A apuração local, liderada pelo jornalista Samuel Venâncio, indica que a SAF mineira adotou uma postura de proteção de ativos, recusando-se a baixar a pedida pelo defensor diante da proximidade do fechamento do sistema de registros da CBF.
O impasse financeiro: a distância entre a oferta do Inter e a exigência do Cruzeiro
A distância entre a proposta colorada e a exigência celeste é o principal fator de paralisia na transação.
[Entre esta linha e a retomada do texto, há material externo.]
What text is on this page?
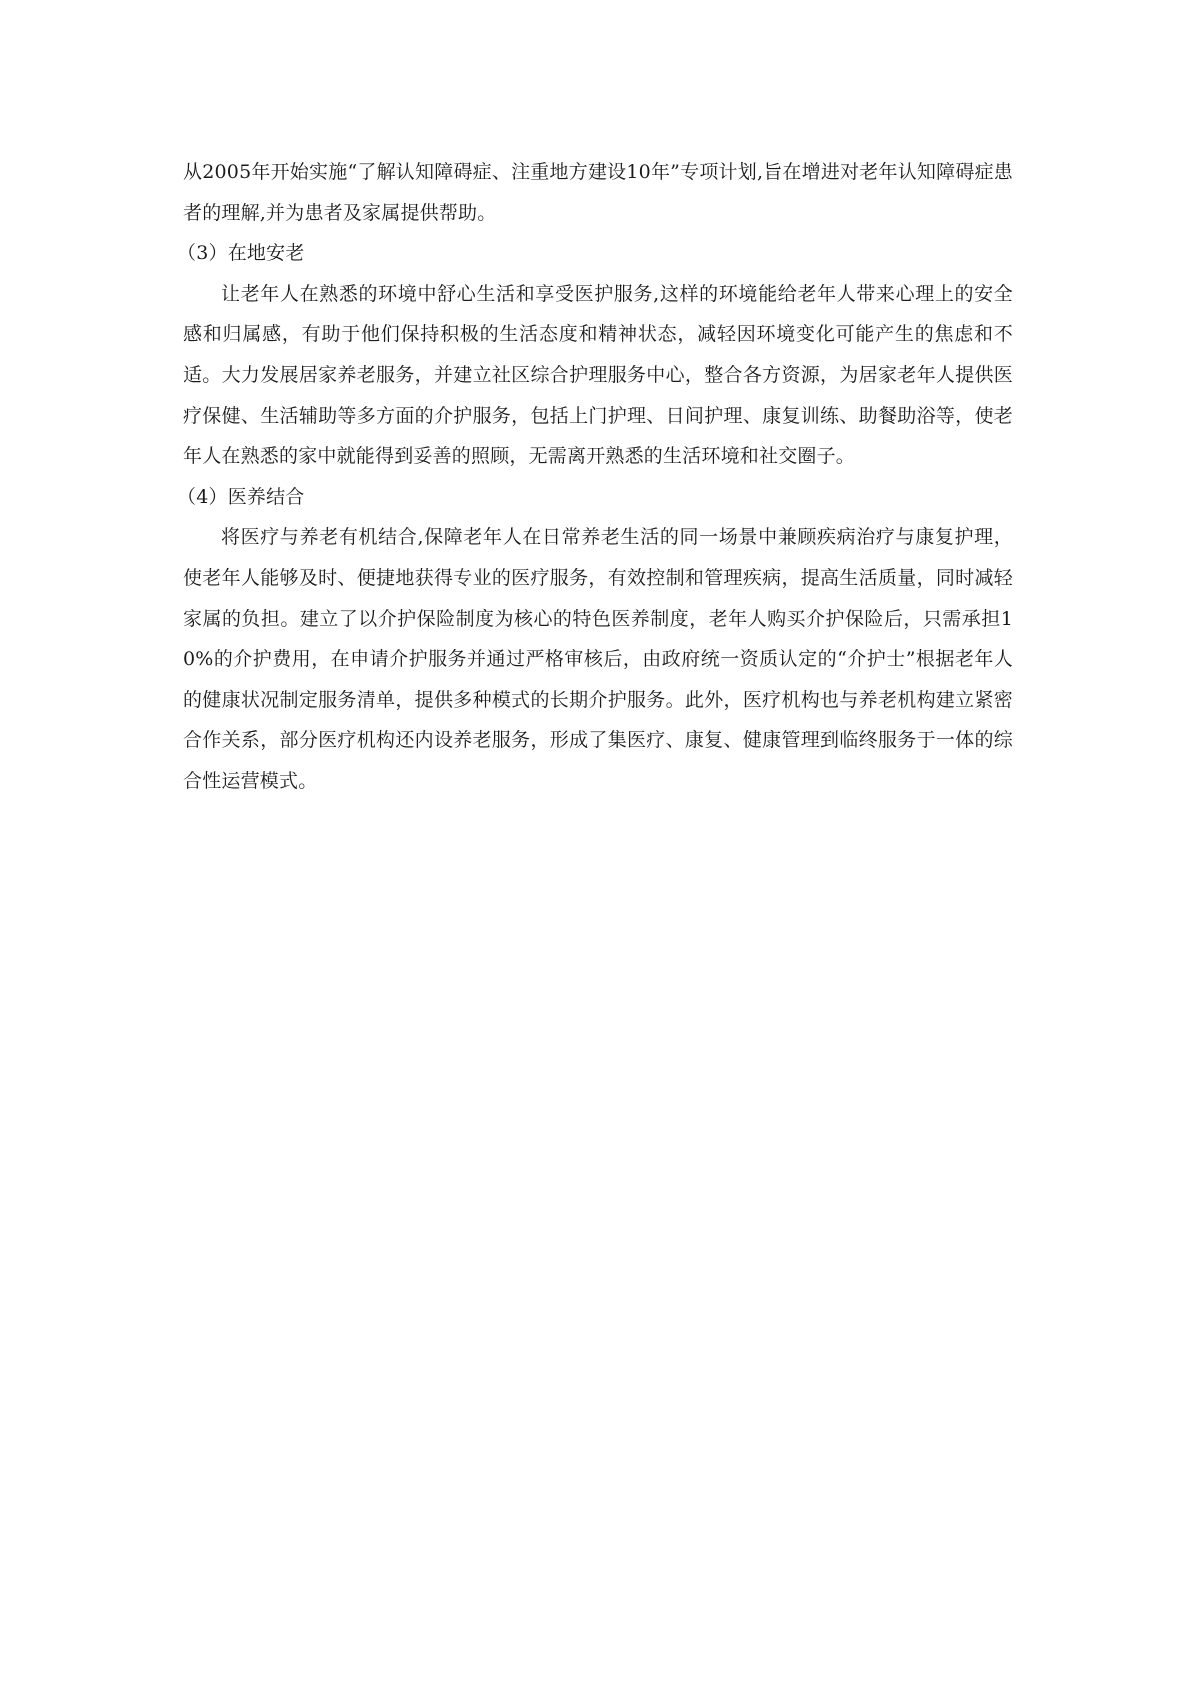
从2005年开始实施“了解认知障碍症、注重地方建设10年”专项计划,旨在增进对老年认知障碍症患者的理解,并为患者及家属提供帮助。

（3）在地安老

让老年人在熟悉的环境中舒心生活和享受医护服务,这样的环境能给老年人带来心理上的安全感和归属感，有助于他们保持积极的生活态度和精神状态，减轻因环境变化可能产生的焦虑和不适。大力发展居家养老服务，并建立社区综合护理服务中心，整合各方资源，为居家老年人提供医疗保健、生活辅助等多方面的介护服务，包括上门护理、日间护理、康复训练、助餐助浴等，使老年人在熟悉的家中就能得到妥善的照顾，无需离开熟悉的生活环境和社交圈子。

（4）医养结合

将医疗与养老有机结合,保障老年人在日常养老生活的同一场景中兼顾疾病治疗与康复护理，使老年人能够及时、便捷地获得专业的医疗服务，有效控制和管理疾病，提高生活质量，同时减轻家属的负担。建立了以介护保险制度为核心的特色医养制度，老年人购买介护保险后，只需承担10%的介护费用，在申请介护服务并通过严格审核后，由政府统一资质认定的“介护士”根据老年人的健康状况制定服务清单，提供多种模式的长期介护服务。此外，医疗机构也与养老机构建立紧密合作关系，部分医疗机构还内设养老服务，形成了集医疗、康复、健康管理到临终服务于一体的综合性运营模式。
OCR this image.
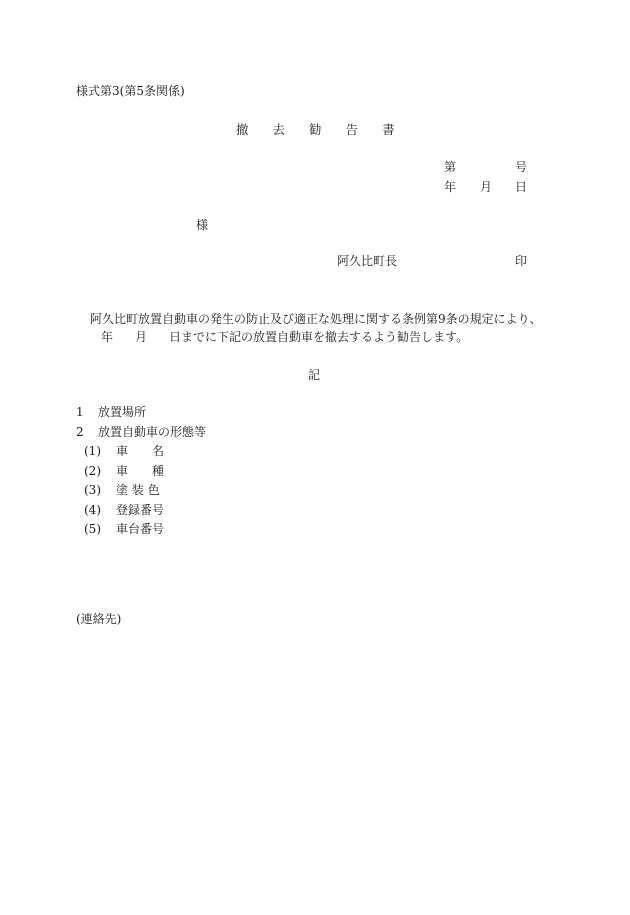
様式第3(第5条関係)
撤 去 勧 告 書
第	号
年 月 日
様
阿久比町長	印
阿久比町放置自動車の発生の防止及び適正な処理に関する条例第9条の規定により、
年 月 日までに下記の放置自動車を撤去するよう勧告します。
記
1	放置場所
2	放置自動車の形態等
(1)	車　　名
(2)	車　　種
(3)	塗 装 色
(4)	登録番号
(5)	車台番号
(連絡先)
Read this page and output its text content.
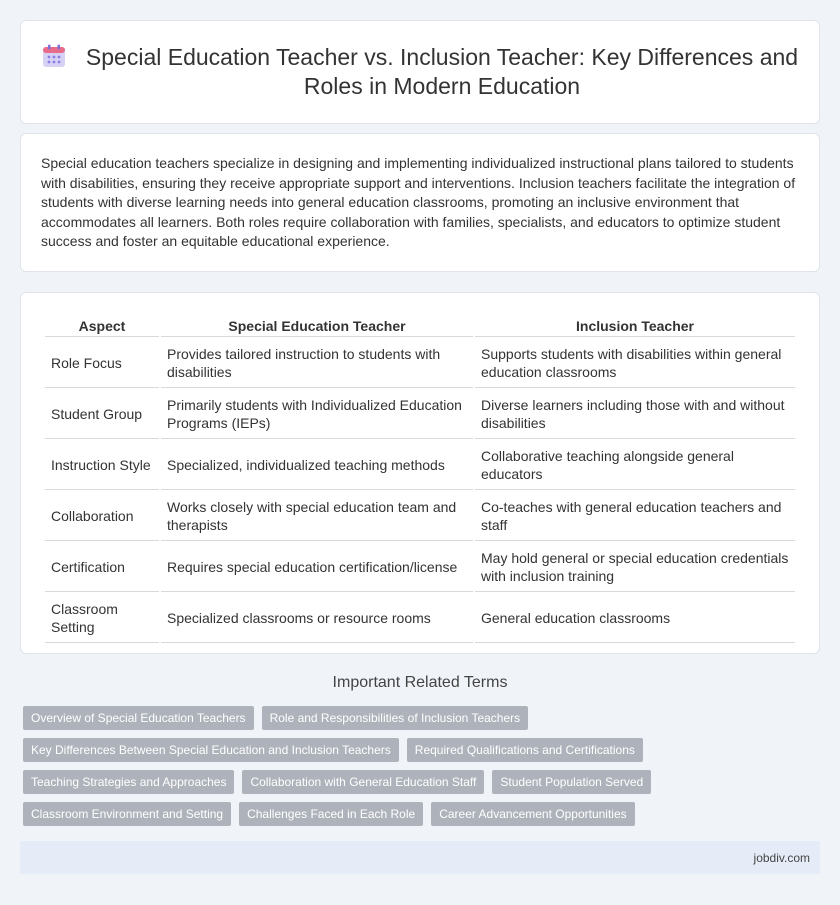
Special Education Teacher vs. Inclusion Teacher: Key Differences and Roles in Modern Education

Special education teachers specialize in designing and implementing individualized instructional plans tailored to students with disabilities, ensuring they receive appropriate support and interventions. Inclusion teachers facilitate the integration of students with diverse learning needs into general education classrooms, promoting an inclusive environment that accommodates all learners. Both roles require collaboration with families, specialists, and educators to optimize student success and foster an equitable educational experience.

Aspect	Special Education Teacher	Inclusion Teacher
Role Focus	Provides tailored instruction to students with disabilities	Supports students with disabilities within general education classrooms
Student Group	Primarily students with Individualized Education Programs (IEPs)	Diverse learners including those with and without disabilities
Instruction Style	Specialized, individualized teaching methods	Collaborative teaching alongside general educators
Collaboration	Works closely with special education team and therapists	Co-teaches with general education teachers and staff
Certification	Requires special education certification/license	May hold general or special education credentials with inclusion training
Classroom Setting	Specialized classrooms or resource rooms	General education classrooms
Important Related Terms
Overview of Special Education Teachers	Role and Responsibilities of Inclusion Teachers
Key Differences Between Special Education and Inclusion Teachers	Required Qualifications and Certifications
Teaching Strategies and Approaches	Collaboration with General Education Staff	Student Population Served
Classroom Environment and Setting	Challenges Faced in Each Role	Career Advancement Opportunities
jobdiv.com
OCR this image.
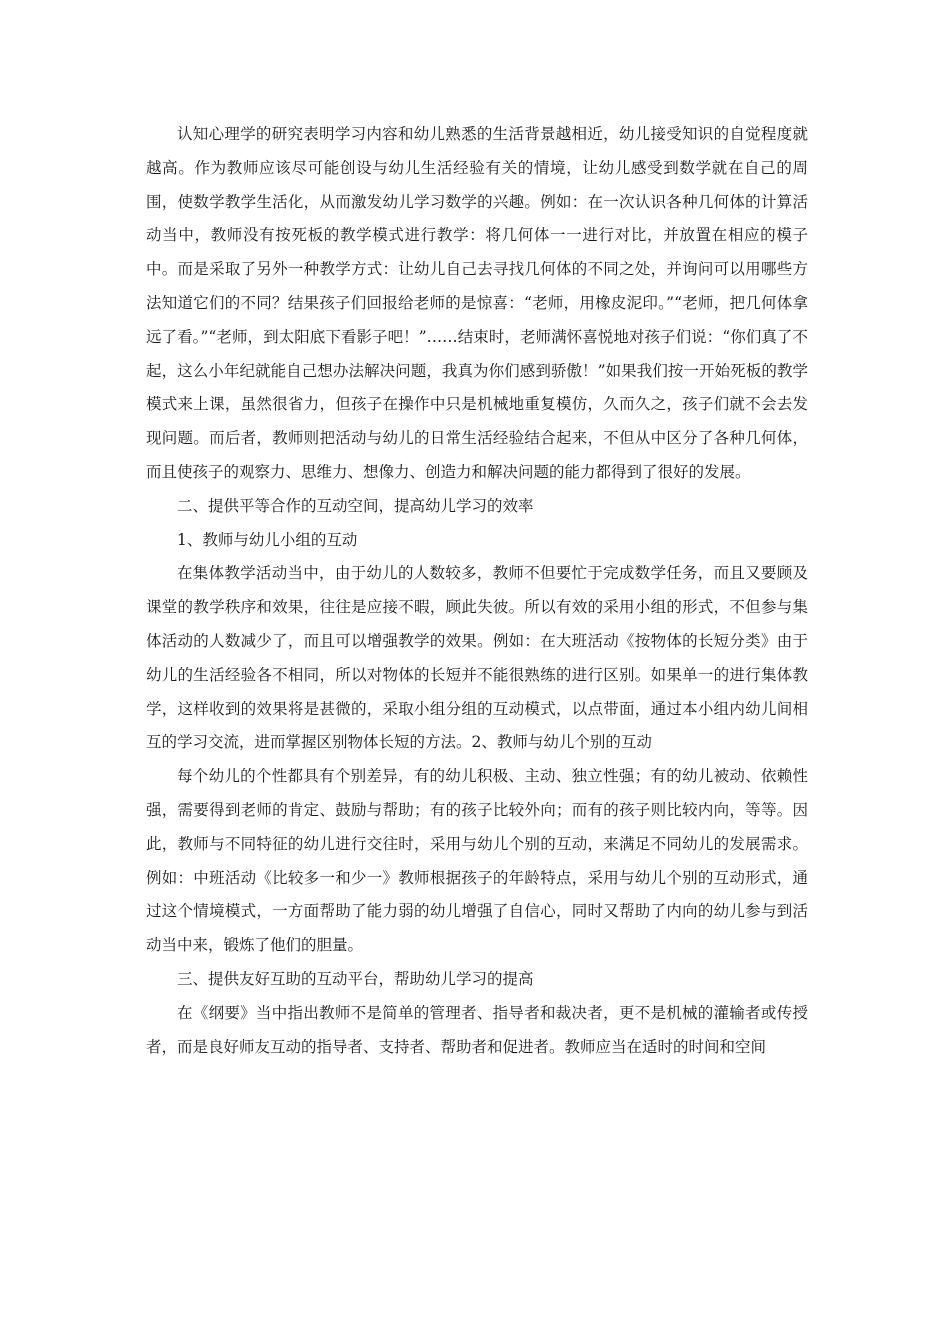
认知心理学的研究表明学习内容和幼儿熟悉的生活背景越相近，幼儿接受知识的自觉程度就越高。作为教师应该尽可能创设与幼儿生活经验有关的情境，让幼儿感受到数学就在自己的周围，使数学教学生活化，从而激发幼儿学习数学的兴趣。例如：在一次认识各种几何体的计算活动当中，教师没有按死板的教学模式进行教学：将几何体一一进行对比，并放置在相应的模子中。而是采取了另外一种教学方式：让幼儿自己去寻找几何体的不同之处，并询问可以用哪些方法知道它们的不同？结果孩子们回报给老师的是惊喜：“老师，用橡皮泥印。”“老师，把几何体拿远了看。”“老师，到太阳底下看影子吧！”……结束时，老师满怀喜悦地对孩子们说：“你们真了不起，这么小年纪就能自己想办法解决问题，我真为你们感到骄傲！”如果我们按一开始死板的教学模式来上课，虽然很省力，但孩子在操作中只是机械地重复模仿，久而久之，孩子们就不会去发现问题。而后者，教师则把活动与幼儿的日常生活经验结合起来，不但从中区分了各种几何体，而且使孩子的观察力、思维力、想像力、创造力和解决问题的能力都得到了很好的发展。

二、提供平等合作的互动空间，提高幼儿学习的效率

1、教师与幼儿小组的互动

在集体教学活动当中，由于幼儿的人数较多，教师不但要忙于完成数学任务，而且又要顾及课堂的教学秩序和效果，往往是应接不暇，顾此失彼。所以有效的采用小组的形式，不但参与集体活动的人数减少了，而且可以增强教学的效果。例如：在大班活动《按物体的长短分类》由于幼儿的生活经验各不相同，所以对物体的长短并不能很熟练的进行区别。如果单一的进行集体教学，这样收到的效果将是甚微的，采取小组分组的互动模式，以点带面，通过本小组内幼儿间相互的学习交流，进而掌握区别物体长短的方法。2、教师与幼儿个别的互动

每个幼儿的个性都具有个别差异，有的幼儿积极、主动、独立性强；有的幼儿被动、依赖性强，需要得到老师的肯定、鼓励与帮助；有的孩子比较外向；而有的孩子则比较内向，等等。因此，教师与不同特征的幼儿进行交往时，采用与幼儿个别的互动，来满足不同幼儿的发展需求。例如：中班活动《比较多一和少一》教师根据孩子的年龄特点，采用与幼儿个别的互动形式，通过这个情境模式，一方面帮助了能力弱的幼儿增强了自信心，同时又帮助了内向的幼儿参与到活动当中来，锻炼了他们的胆量。

三、提供友好互助的互动平台，帮助幼儿学习的提高

在《纲要》当中指出教师不是简单的管理者、指导者和裁决者，更不是机械的灌输者或传授者，而是良好师友互动的指导者、支持者、帮助者和促进者。教师应当在适时的时间和空间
O Internacional formalizou uma oferta de € 3 milhões (aproximadamente R$ 18 milhões) pela aquisição dos direitos econômicos de João Marcelo.
Contudo, a diretoria do Cruzeiro estabeleceu o valor de € 4 milhões (cerca de R$ 24 milhões) como o piso mínimo para abrir mão do atleta. Essa diferença de € 1 milhão (aproximadamente R$ 6 milhões) impede o avanço do acordo no último dia da janela. Para a gestão cruzeirense, aceitar um desconto dessa magnitude sem tempo hábil para buscar uma peça de reposição no mercado interno é considerado um erro estratégico.
A estratégia da SAF: por que Pedro Lourenço prefere a permanência do zagueiro
A decisão de não ceder à pressão do Internacional reflete uma mudança de paradigma na governança da SAF mineira. João Marcelo, de 25 anos, possui vínculo longo com o Cruzeiro e é visto como um ativo técnico importante para a rotação da zaga titular sob o comando de Artur Jorge.
Em um cenário onde o clube não enfrenta urgência financeira imediata para realizar caixa, a diretoria optou por blindar o grupo. Vender um zagueiro útil por um valor abaixo da avaliação interna causaria um déficit técnico no setor defensivo que a comissão técnica não deseja assumir no início do Brasileirão. A postura sinaliza ao mercado que o Cruzeiro deixou de ser um “vendedor de ocasião”, priorizando a solidez do elenco em detrimento de receitas imediatas abaixo do esperado.
O fator tempo: Inter corre contra o relógio enquanto Cruzeiro mira a janela de julho
Com a liberação legal para registrar novos atletas, o Internacional ainda tenta uma última cartada para reduzir a diferença financeira antes do fechamento do sistema da CBF. No entanto, o cronograma do Cruzeiro está voltado para o segundo semestre. A diretoria celeste já indicou que ajustes mais profundos no plantel serão realizados apenas na janela internacional, que abre em 20 de julho.
Dessa forma, a tendência é que João Marcelo permaneça na Toca da Raposa ao menos até o meio do ano. Para o Internacional, a necessidade de reforços é urgente, mas para o Cruzeiro, a lógica de mercado é de valorização do patrimônio. A SAF entende que a segurança defensiva para o calendário de abril vale mais do que o aporte financeiro sugerido pelo clube gaúcho neste momento.